TYMCZASEM U NAS: 2 PAŻDZIERNIKA, WARSZAWA, PLAC ZAMKOWY, godz.12:00 – MARSZ PRZECIWKO SEGREGACJI i TYRANII SANITARNEJ.
Kiedy pisałem (w maju 2020) o tym co się dzieje obecnie, byłem wyśmiewany. Teraz, nagle, tzw. kopara opadła (wielu). Cóż, jest jeszcze czas, ale wymaga stanowczych, zdecydowanych posunięć, protestów, postaw. TO JEST WOJNA Z RODZAJEM LUDZKIM! TAK BĘDZIE I U NAS!!!
WPiSZ, CZYTAJ i ZOBACZ: nczas Tego nie zobaczysz w mediach! Masowe protesty przeciw obowiązkowym szczepieniom i paszportom covidowym w całej Europie [VIDEO]

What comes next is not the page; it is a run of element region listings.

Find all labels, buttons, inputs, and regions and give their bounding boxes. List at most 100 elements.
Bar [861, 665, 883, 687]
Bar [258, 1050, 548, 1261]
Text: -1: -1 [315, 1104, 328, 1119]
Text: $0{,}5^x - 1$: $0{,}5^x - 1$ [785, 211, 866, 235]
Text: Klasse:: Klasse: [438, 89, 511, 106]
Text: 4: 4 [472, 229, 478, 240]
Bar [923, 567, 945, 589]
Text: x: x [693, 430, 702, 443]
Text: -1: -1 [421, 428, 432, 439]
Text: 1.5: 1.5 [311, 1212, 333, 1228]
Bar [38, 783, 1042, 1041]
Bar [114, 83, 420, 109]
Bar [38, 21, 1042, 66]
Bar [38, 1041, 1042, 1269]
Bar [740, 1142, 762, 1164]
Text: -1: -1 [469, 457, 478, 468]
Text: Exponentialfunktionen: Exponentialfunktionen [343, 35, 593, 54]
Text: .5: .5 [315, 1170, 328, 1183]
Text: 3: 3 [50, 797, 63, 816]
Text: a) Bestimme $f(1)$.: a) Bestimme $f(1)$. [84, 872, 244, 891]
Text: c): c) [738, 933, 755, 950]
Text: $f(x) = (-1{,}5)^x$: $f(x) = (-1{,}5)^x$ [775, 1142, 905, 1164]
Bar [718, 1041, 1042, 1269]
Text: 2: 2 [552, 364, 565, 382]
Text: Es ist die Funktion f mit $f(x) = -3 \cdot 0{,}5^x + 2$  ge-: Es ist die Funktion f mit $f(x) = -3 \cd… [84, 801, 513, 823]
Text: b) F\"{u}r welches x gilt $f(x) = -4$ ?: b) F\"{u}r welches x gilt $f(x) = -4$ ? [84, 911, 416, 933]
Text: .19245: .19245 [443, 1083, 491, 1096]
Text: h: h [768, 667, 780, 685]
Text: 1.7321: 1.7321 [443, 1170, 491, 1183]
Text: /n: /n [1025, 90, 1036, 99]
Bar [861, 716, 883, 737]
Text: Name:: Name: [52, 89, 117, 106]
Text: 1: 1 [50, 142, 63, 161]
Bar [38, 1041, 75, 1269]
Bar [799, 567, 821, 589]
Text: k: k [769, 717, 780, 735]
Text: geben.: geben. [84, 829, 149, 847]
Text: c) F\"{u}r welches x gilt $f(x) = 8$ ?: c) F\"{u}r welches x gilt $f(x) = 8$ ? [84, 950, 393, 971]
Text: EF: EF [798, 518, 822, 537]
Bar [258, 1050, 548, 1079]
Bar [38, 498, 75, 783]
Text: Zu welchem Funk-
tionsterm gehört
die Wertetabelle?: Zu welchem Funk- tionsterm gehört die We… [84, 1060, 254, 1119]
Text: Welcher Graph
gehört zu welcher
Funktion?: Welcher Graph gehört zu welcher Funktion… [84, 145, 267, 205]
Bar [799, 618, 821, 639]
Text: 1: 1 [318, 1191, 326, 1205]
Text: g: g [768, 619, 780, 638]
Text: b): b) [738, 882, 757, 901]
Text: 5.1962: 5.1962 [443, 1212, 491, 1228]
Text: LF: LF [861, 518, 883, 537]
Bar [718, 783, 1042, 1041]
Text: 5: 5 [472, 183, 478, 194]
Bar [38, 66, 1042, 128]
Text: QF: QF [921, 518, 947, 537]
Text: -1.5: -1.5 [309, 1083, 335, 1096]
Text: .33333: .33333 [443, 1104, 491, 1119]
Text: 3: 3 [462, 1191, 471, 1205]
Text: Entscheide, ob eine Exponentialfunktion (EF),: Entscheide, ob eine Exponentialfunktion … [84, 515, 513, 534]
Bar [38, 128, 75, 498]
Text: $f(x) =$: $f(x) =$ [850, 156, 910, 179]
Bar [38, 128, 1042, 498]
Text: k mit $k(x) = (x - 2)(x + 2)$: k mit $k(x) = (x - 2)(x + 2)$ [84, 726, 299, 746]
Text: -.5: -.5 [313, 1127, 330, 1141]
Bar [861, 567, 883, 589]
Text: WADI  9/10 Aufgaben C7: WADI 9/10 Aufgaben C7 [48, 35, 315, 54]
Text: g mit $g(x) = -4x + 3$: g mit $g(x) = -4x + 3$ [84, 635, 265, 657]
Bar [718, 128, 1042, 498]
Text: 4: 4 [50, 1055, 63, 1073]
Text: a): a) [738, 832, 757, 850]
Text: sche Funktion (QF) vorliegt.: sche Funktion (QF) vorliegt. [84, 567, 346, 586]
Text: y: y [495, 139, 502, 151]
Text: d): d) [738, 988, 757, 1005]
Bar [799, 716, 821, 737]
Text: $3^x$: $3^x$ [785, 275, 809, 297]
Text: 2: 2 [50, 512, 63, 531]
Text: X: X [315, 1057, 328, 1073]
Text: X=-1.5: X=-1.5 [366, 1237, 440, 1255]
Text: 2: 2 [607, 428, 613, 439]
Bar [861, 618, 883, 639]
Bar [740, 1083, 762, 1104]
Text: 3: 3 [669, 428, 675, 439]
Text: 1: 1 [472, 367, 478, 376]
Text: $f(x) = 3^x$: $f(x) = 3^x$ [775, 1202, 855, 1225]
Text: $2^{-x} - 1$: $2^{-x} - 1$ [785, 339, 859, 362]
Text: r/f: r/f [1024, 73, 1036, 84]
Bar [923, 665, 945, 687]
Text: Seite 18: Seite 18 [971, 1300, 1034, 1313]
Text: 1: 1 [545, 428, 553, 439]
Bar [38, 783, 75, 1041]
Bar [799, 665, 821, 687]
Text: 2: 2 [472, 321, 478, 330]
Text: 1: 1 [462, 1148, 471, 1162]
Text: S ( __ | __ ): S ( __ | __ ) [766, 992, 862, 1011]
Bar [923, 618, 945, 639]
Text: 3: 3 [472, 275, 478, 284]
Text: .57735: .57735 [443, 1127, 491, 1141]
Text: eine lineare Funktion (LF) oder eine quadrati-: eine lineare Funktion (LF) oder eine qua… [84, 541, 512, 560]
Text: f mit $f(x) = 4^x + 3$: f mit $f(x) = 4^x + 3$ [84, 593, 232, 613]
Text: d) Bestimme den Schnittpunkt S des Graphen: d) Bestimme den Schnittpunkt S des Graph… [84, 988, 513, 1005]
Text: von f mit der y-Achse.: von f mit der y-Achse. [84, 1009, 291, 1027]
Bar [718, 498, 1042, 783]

Niemożliwe, aby to się działo w Australii – raju na ziemi, bo przecież taką opinię ma ten kraj w Polsce. Córka moich znajomych właśnie tam kilka lat temu wyjechała z Polski, bo “nie było tu dla niej miejsca po ukończeniu studiów”. Wzięła tam kredyt, kupiła dom, samochód, ściągnęła tam również narzeczonego z Polski, a nawet swoją koleżankę, też z Polski. Opowiadają na What’s Appie przyjaciołom, jak tam jest niczym w raju. A teraz coś takiego???